Council Meeting Summary
The Chapel Hill Town Council met on Monday, April 11, and considered an agenda, http://bit.ly/1V07bqL, that includes these highlights. Council meeting summaries are issued from the Communications and Public Affairs Department following most business meetings. To sign up to receive these by email, please send a request to email@example.com. This brief summary is sent immediately following the public meeting. It should not be viewed as official minutes.
Would you like to view the Council video? (townofchapelhill.org/councilvideo - this should be ready for online viewing by Tuesday afternoon).
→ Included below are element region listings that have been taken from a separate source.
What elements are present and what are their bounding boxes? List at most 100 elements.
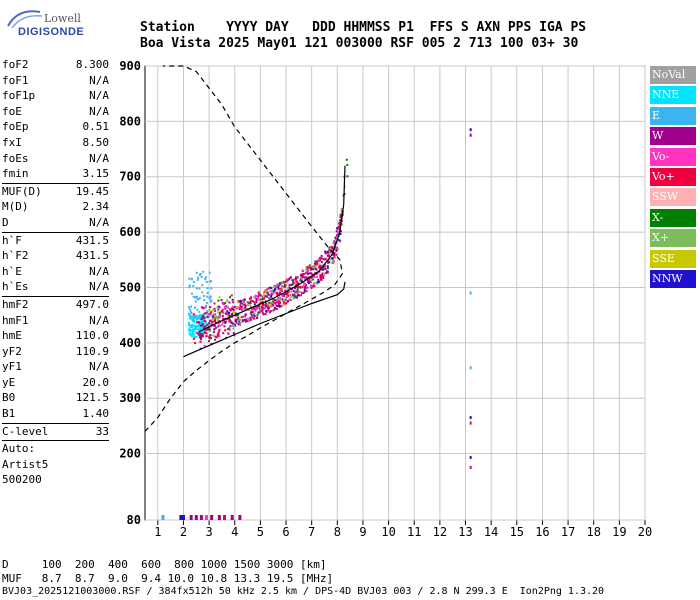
echo-point: [310, 279, 313, 282]
echo-point: [205, 335, 208, 338]
echo-point: [337, 238, 340, 241]
param-label: foEp: [2, 120, 29, 134]
echo-point: [286, 287, 289, 290]
echo-point: [187, 306, 190, 309]
echo-point: [324, 264, 327, 267]
echo-point: [287, 278, 290, 281]
echo-point: [194, 342, 197, 345]
echo-point: [207, 312, 210, 315]
echo-point: [266, 288, 269, 291]
echo-point: [302, 281, 305, 284]
echo-point: [305, 286, 308, 289]
echo-point: [302, 273, 305, 276]
legend-entry: W: [650, 127, 696, 146]
echo-point: [258, 311, 261, 314]
echo-point: [239, 323, 242, 326]
param-value: 1.40: [82, 407, 110, 421]
param-row: yE 20.0: [2, 375, 109, 391]
param-label: B1: [2, 407, 16, 421]
echo-point: [231, 311, 234, 314]
echo-point: [261, 309, 264, 312]
echo-point: [330, 248, 333, 251]
echo-point: [222, 308, 225, 311]
echo-point: [309, 266, 312, 269]
echo-point: [264, 295, 267, 298]
echo-point: [253, 312, 256, 315]
echo-point: [201, 291, 204, 294]
isolated-echo-point: [469, 465, 472, 469]
echo-point: [306, 270, 309, 273]
echo-point: [189, 330, 192, 333]
echo-point: [202, 270, 205, 273]
echo-point: [272, 292, 275, 295]
echo-point: [221, 314, 224, 317]
echo-point: [192, 330, 195, 333]
echo-point: [213, 327, 216, 330]
echo-point: [232, 325, 235, 328]
echo-point: [260, 299, 263, 302]
echo-point: [202, 325, 205, 328]
echo-point: [229, 296, 232, 299]
bottom-echo-mark: [179, 515, 183, 520]
echo-point: [263, 291, 266, 294]
param-row: hmE 110.0: [2, 328, 109, 344]
echo-point: [276, 293, 279, 296]
echo-point: [187, 324, 190, 327]
echo-point: [189, 317, 192, 320]
echo-point: [211, 309, 214, 312]
echo-point: [188, 314, 191, 317]
echo-point: [188, 327, 191, 330]
echo-point: [231, 298, 234, 301]
echo-point: [270, 293, 273, 296]
echo-point: [279, 283, 282, 286]
echo-point: [255, 307, 258, 310]
param-row: B1 1.40: [2, 406, 109, 422]
parameter-panel: foF2 8.300 foF1 N/A foF1p N/A foE N/A foEp 0.51 fx…: [2, 57, 109, 488]
echo-point: [283, 299, 286, 302]
bottom-echo-mark: [210, 515, 214, 520]
echo-point: [222, 332, 225, 335]
echo-point: [291, 279, 294, 282]
echo-point: [280, 282, 283, 285]
echo-point: [246, 301, 249, 304]
param-row: fxI 8.50: [2, 135, 109, 151]
echo-point: [300, 274, 303, 277]
echo-point: [257, 291, 260, 294]
echo-point: [208, 297, 211, 300]
echo-point: [228, 320, 231, 323]
echo-point: [312, 274, 315, 277]
echo-point: [239, 300, 242, 303]
echo-point: [205, 321, 208, 324]
echo-point: [248, 319, 251, 322]
echo-point: [279, 298, 282, 301]
echo-point: [239, 321, 242, 324]
echo-point: [241, 302, 244, 305]
echo-point: [208, 324, 211, 327]
echo-point: [228, 328, 231, 331]
echo-point: [189, 314, 192, 317]
param-label: foF1p: [2, 89, 36, 103]
echo-point: [214, 309, 217, 312]
param-value: 8.300: [75, 58, 109, 71]
echo-point: [318, 263, 321, 266]
echo-point: [217, 316, 220, 319]
echo-point: [202, 307, 205, 310]
echo-point: [193, 321, 196, 324]
echo-point: [224, 302, 227, 305]
echo-point: [195, 287, 198, 290]
echo-point: [308, 279, 311, 282]
echo-point: [281, 298, 284, 301]
echo-point: [227, 306, 230, 309]
param-value: N/A: [89, 104, 109, 118]
echo-point: [211, 318, 214, 321]
x-tick-label: 17: [561, 525, 575, 539]
echo-point: [332, 242, 335, 245]
echo-point: [285, 296, 288, 299]
echo-point: [261, 303, 264, 306]
echo-point: [222, 302, 225, 305]
echo-point: [243, 298, 246, 301]
echo-point: [340, 230, 343, 233]
param-row: h`E N/A: [2, 264, 109, 280]
echo-point: [333, 240, 336, 243]
echo-point: [198, 333, 201, 336]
It also will be replayed throughout the week on Chapel Hill Gov-TV (townofchapelhill.org/GovTV).
Special Use Permit Planned Development-Housing, Merin Road Community
The Council approved a development application to construct 62 single-family dwelling units and nine affordable townhomes on a 27.1-acre site for the Merin Road Community, 1920 and 2004 Homestead Road and 2019 Billabong Lane. The site is outside the Chapel Hill town limits at the intersection of Homestead Road and Seawell School Road. The applicant proposes that the affordable units would be sold to the Community Home Trust and then priced for sale to potential buyers earning 80 percent area median income (AMI) and 100 percent AMI. Prior to the issuance of a Zoning Compliance Permit, the applicant must submit an Affordable Housing Plan.
Update on the Annual Living Wage Policy
In 2010, the Council adopted an amended living wage policy resolution. The policy established a minimum hourly wage rate for full-time Town employees that work standard 37.5- and 40-hour workweeks. Each year staff updates the minimum living wage calculation. The Council considered the report on the calculation of the FY2016-17 Town Living Wage. It adopted an amended living wage policy resolution, expanding the types of employees covered by the Town’s living wage to include most employees working more than 90 days per year and establishing living wage rates consistent with set by the Orange County Living Wage (OCLW) organization.
Contract with Gillig LLC to Purchase New Buses
The Council authorized a five-year contract with Gillig LLC to purchase up to 53 new, clean diesel buses for Chapel Hill Transit. Of the 99 buses in the Town’s fixed route bus fleet, 42 buses are over 14 years old. The FTA standard for this class of bus is 12 years. The oldest buses are more than 20 years old and the average age for the 42 buses is 16 years.
Agreement for Financing of New Buses
The Council authorized an agreement for the financing of new buses for public transportation services among the Town of Chapel Hill, Town of Carrboro and UNC-Chapel Hill. The annual payments will follow the approximate funding shares as follows: the Town of Chapel Hill will pay 31 percent, UNC-Chapel Hill will pay 58 percent, and the Town of Carrboro will pay 11 percent.
Schools Adequate Public Facilities Ordinance (SAPFO) 2016 Annual Technical Advisory Committee Report
The Council considered the 2016 SAPFO Annual Report from Orange County and provide any comments to the Orange County Board of County Commissioners. On July 17, 2003, Orange County, Carrboro, Chapel Hill and the Chapel Hill-Carrboro City Board of Education entered into a Schools Adequate Public Facilities Memorandum of Understanding. The memorandum calls for an annual report to document capacity and enrollment (membership) at each school level (elementary, middle school, high school). Current 10-year student growth projections show no future needs for additional schools in the Chapel Hill-Carrboro City Schools District.
THIS ITEM WAS DEFERRED TO A FUTURE MEETING -- Information Related to the State Employees’ Credit Union Offer to Purchase the 101 Weaver Dairy Road Extension Property
The Council will consider information about an offer that the State Employees’ Credit Union (SECU) submitted to the Town to purchase the property at 101 Weaver Dairy Road Extension, where Fire Station #4 and adjacent training facilities are currently located, for its appraised value of $1,443,000. The Council will also consider authorizing the Town Manager to develop information related to a process for the sale of the referenced property, including options for relocating the existing fire station and related facilities.